NCVER recently released their training outcomes report. According to the associated press release, the report “shows that 95.6% of apprentices and trainees who completed their training in a trade occupation were employed after training” although percentages were in the low to high 80 percent range for non-trade completers and non-completers. These results were similar to the results for 2022.

Moreover, and according to the full report, “after training, 74.9% of trade completers were employed in the same occupational grouping as their apprenticeship or traineeship, similar to 2022. A further 13.8% were employed in a different occupational grouping to their apprenticeship/traineeship and the training was relevant to their job after training, [again] similar to 2022.”

To put some ‘meat on the bones’ of this, the report showed that:

“Those who completed a trade apprenticeship or traineeship in the following occupations had the highest proportions employed after training in the same occupation as their apprenticeship or traineeship:

  • Electrotechnology and Telecommunications Trades Workers (84.7%)
  • Construction Trades Workers (84.1%)
  • Automotive and Engineering Trades Workers (79.4%).”

In addition, and according to the NCVER’s press release:

“The majority of trade apprentice and trainee completers (70.3%) stayed with the same employer they had during their apprenticeship or traineeship. Of the trade completers who changed employers, 28.0% cited the main reason was they were offered a better job.”


“Trade completers reported high levels of satisfaction with skills learnt on the job (91.4%) and with off-the-job training overall (86.4%).”
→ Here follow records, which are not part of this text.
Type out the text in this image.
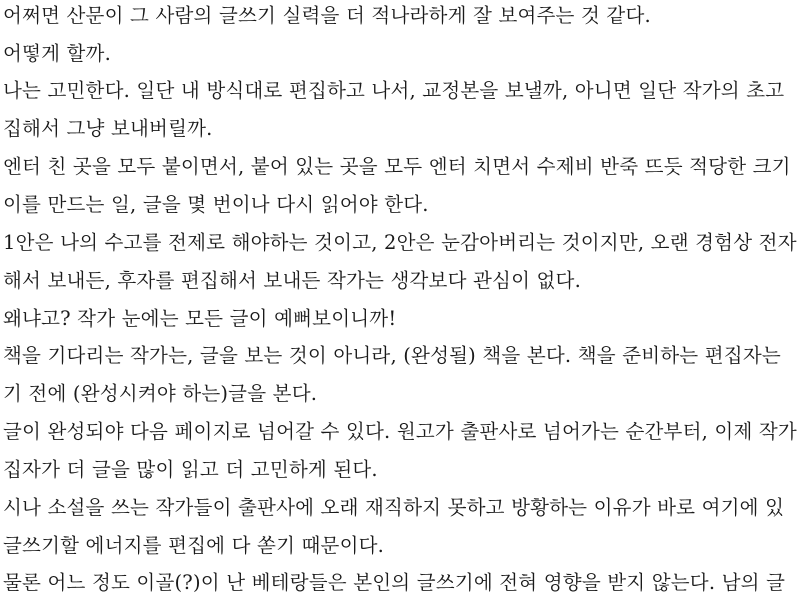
어쩌면 산문이 그 사람의 글쓰기 실력을 더 적나라하게 잘 보여주는 것 같다.
어떻게 할까.
나는 고민한다. 일단 내 방식대로 편집하고 나서, 교정본을 보낼까, 아니면 일단 작가의 초고
집해서 그냥 보내버릴까.
엔터 친 곳을 모두 붙이면서, 붙어 있는 곳을 모두 엔터 치면서 수제비 반죽 뜨듯 적당한 크기
이를 만드는 일, 글을 몇 번이나 다시 읽어야 한다.
1안은 나의 수고를 전제로 해야하는 것이고, 2안은 눈감아버리는 것이지만, 오랜 경험상 전자
해서 보내든, 후자를 편집해서 보내든 작가는 생각보다 관심이 없다.
왜냐고? 작가 눈에는 모든 글이 예뻐보이니까!
책을 기다리는 작가는, 글을 보는 것이 아니라, (완성될) 책을 본다. 책을 준비하는 편집자는
기 전에 (완성시켜야 하는)글을 본다.
글이 완성되야 다음 페이지로 넘어갈 수 있다. 원고가 출판사로 넘어가는 순간부터, 이제 작가
집자가 더 글을 많이 읽고 더 고민하게 된다.
시나 소설을 쓰는 작가들이 출판사에 오래 재직하지 못하고 방황하는 이유가 바로 여기에 있
글쓰기할 에너지를 편집에 다 쏟기 때문이다.
물론 어느 정도 이골(?)이 난 베테랑들은 본인의 글쓰기에 전혀 영향을 받지 않는다. 남의 글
However, for the trade non-completers, “78.4% … were satisfied with the skills learnt on the job” and “67.9% of non-trade non-completers were satisfied with the skills learnt on the job.”

As always, this suggests that the nature and quality of the workplace experience is vital.

The full report can be accessed here. It shows that the main reasons for undertaking such training were that they either “wanted to work in that type of job” (40.3%) or “to gain a recognised qualification or certificate” (27.5%).

Non completion

As we know levels of non-completion tend to be higher than is preferred. Common main reasons for apprentices and trainees in trade occupations not completing their training were:

  • the pay was too low or they were unhappy with working conditions or workplace (23.9%)
  • for personal reasons (19.6%), or
  • they were offered a better job (13.7%).

The Databuilder

“The DataBuilder provides extensive data on apprentice’s and trainees’ reasons for training, reasons for non-completion, their employment outcomes, further study outcomes and satisfaction with the apprenticeship or traineeship. Users can filter by a selection of variables, view the margins of error (to determine the amount of certainty/error in survey estimates), and export their results.”

This enables you to customize the information you would like to access and explore.